It was stupid,” I say flatly. “And next time? You’ll probably lose control halfway through and get yourself killed. ”
I narrow my eyes, locking onto his with deliberate precision.
I’m hunting for the spark—the flicker of fury buried beneath that practiced calm.
Because I mean every word I’ve thrown at him.
But a part of me still wants to see if there’s fire behind the failure.
If he’ll lunge, if he’ll try to strike me, if he’ll give me even the smallest excuse to snap his neck like a twig.
Just like I did with the last man I trained.
Cane’s done this before—tossed someone under my nose and hoped for the best. Maybe he forgot how that ended.
The bastard never learns.
“ You’re always so harsh on everybody,” Cane cuts in, amusement curling at the edge of his voice like smoke. “Come on, Estella. He’s a good tech. Maybe you’ll even learn something from him.”
That familiar murderous heat spikes in my chest as I shoot him a look sharp enough to kill. He only shrugs.
“Did you not hear what I just said?”
“I heard you,” he says casually. “I’m just saying… maybe it’s not that big of a deal.”
A sharp jolt of betrayal cuts clean through my thoughts, fast and merciless.
For a heartbeat, the urge to stomp my foot like some furious, wronged child strikes me—absurd, humiliating, painfully real.

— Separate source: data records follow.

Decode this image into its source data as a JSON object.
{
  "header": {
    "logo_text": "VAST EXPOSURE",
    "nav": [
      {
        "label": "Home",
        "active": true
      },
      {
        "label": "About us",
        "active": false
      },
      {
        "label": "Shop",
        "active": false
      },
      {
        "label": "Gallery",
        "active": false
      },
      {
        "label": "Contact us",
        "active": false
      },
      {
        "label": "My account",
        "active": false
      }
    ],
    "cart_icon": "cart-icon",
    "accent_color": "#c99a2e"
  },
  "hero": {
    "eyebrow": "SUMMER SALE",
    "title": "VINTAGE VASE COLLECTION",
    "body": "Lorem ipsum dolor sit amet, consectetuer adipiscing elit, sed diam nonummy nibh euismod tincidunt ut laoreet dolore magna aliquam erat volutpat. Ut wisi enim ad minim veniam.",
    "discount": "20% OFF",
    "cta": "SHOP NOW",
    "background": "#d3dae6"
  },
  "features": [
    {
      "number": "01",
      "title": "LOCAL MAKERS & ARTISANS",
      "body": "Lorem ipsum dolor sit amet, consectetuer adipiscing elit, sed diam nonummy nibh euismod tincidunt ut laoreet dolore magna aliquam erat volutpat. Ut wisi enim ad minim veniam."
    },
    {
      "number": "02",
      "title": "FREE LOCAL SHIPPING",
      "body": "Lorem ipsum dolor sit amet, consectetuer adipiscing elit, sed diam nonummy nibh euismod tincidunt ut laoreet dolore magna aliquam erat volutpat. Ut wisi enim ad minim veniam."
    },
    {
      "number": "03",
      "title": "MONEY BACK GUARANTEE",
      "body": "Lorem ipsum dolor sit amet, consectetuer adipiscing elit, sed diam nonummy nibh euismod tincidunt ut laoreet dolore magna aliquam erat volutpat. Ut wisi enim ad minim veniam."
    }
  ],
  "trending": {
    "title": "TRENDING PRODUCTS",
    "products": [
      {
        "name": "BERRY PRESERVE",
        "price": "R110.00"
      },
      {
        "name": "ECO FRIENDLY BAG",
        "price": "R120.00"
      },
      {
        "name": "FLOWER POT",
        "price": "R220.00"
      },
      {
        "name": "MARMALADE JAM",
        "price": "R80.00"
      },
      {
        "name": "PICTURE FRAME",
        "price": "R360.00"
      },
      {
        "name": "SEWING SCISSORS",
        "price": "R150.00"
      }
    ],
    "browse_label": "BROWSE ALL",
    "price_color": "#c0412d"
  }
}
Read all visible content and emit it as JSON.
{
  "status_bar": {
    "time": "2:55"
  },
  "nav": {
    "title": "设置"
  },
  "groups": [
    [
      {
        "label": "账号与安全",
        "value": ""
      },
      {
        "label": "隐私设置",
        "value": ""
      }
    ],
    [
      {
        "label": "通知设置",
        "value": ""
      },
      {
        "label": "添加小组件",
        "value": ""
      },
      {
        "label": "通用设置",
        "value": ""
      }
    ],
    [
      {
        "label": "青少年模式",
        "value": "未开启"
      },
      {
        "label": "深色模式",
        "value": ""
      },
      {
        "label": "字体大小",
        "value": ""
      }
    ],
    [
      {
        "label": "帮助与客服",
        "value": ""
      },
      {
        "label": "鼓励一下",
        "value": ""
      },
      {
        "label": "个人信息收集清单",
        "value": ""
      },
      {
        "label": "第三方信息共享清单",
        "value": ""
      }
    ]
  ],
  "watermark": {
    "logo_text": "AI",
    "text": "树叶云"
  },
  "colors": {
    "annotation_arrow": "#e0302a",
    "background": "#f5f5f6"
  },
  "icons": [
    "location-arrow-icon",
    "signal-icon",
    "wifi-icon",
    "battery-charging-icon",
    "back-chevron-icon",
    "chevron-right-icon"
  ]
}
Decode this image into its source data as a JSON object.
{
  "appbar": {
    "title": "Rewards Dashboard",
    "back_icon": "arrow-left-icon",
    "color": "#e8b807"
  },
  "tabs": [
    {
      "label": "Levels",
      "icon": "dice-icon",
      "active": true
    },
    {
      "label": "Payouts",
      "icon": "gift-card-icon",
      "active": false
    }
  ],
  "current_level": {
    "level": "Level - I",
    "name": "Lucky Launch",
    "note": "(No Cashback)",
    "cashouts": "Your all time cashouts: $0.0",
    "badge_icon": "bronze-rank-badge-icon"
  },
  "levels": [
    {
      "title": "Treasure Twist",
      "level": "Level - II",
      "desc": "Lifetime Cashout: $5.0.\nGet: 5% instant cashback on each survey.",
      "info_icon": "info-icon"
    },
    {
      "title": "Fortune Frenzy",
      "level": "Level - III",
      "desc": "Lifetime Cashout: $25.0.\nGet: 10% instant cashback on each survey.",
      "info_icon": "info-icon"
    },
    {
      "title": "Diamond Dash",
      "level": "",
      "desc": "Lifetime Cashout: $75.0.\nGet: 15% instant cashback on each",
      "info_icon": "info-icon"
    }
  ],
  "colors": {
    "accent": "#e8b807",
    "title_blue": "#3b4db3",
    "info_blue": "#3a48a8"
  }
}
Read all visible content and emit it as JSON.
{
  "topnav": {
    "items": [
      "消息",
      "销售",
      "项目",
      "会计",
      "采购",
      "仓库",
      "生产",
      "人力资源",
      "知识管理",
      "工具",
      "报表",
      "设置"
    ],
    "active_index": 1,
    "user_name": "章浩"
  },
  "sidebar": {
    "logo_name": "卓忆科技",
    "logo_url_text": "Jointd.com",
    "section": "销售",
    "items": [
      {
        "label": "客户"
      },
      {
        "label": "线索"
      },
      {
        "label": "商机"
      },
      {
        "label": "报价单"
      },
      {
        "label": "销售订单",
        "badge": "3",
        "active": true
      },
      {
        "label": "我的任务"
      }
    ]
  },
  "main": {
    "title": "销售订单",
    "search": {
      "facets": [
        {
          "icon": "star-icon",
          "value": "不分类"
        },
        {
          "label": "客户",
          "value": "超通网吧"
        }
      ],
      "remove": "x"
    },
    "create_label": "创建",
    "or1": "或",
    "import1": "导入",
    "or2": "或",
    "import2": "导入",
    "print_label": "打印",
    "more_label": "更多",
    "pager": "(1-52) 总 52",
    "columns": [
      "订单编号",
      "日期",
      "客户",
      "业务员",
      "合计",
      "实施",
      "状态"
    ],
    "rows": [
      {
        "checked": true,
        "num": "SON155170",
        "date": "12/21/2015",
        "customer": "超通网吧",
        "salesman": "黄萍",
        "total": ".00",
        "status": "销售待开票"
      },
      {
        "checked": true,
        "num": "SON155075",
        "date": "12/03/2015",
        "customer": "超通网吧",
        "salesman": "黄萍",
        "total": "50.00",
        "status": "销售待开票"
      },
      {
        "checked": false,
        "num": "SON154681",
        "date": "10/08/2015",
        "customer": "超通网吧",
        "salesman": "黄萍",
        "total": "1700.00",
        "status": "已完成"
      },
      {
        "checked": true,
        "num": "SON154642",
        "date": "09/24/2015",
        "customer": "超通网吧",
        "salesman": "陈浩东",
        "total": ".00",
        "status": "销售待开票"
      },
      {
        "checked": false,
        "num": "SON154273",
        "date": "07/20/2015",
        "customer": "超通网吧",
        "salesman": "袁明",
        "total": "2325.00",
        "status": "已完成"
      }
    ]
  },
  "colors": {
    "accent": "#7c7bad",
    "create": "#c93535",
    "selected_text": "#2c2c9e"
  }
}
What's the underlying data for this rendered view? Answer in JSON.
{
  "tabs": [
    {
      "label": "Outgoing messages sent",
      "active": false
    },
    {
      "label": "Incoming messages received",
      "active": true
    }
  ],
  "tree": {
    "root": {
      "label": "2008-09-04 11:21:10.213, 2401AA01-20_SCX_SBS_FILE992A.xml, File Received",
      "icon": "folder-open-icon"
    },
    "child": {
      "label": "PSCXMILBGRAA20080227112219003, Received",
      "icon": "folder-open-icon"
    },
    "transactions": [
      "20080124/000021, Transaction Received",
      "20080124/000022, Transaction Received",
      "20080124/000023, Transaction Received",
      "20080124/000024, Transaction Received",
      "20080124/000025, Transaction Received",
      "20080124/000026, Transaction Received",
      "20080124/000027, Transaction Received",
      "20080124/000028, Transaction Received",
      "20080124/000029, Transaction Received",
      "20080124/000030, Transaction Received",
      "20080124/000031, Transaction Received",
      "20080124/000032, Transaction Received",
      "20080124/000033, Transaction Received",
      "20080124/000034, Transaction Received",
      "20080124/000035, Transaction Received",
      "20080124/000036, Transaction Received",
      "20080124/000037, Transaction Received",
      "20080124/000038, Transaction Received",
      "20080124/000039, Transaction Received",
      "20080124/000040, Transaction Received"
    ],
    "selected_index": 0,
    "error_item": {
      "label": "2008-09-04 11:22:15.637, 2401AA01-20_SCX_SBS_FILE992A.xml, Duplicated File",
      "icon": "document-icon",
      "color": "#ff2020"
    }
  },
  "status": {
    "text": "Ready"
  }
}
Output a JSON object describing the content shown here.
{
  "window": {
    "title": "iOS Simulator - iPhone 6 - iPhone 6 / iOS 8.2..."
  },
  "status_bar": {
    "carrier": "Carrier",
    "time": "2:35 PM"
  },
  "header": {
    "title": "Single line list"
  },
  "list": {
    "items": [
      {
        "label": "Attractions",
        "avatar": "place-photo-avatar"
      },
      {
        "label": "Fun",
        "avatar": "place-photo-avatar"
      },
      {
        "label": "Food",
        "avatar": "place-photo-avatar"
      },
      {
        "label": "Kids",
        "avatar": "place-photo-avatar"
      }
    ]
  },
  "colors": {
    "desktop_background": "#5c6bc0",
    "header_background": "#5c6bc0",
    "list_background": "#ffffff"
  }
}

Disappointment simmers under my skin, bubbling up and fusing with anger until it thickens into something bitter, raw, and all-consuming.
Cane always has my back. I’m his favorite for a reason.
So why the fuck is he turning on me now?
“I’m not saying I was perfect—”
“Is that it? You’re trying to be perfect now?” I demand sharply.
“There’s only one person perfect for this job,” Cane begins as he steps in, closing the distance with that quiet, unshakeable certainty he wears like a second skin.
His hand settles on my shoulder, and despite everything simmering inside me, despite the feel of betrayal still burning hot beneath my ribs, I don’t pull away.
“That’s you,” he says softly. “And you’ve always been a solo bird, Estella. Nothing’s changing that. I’m just asking you to help. That’s all.”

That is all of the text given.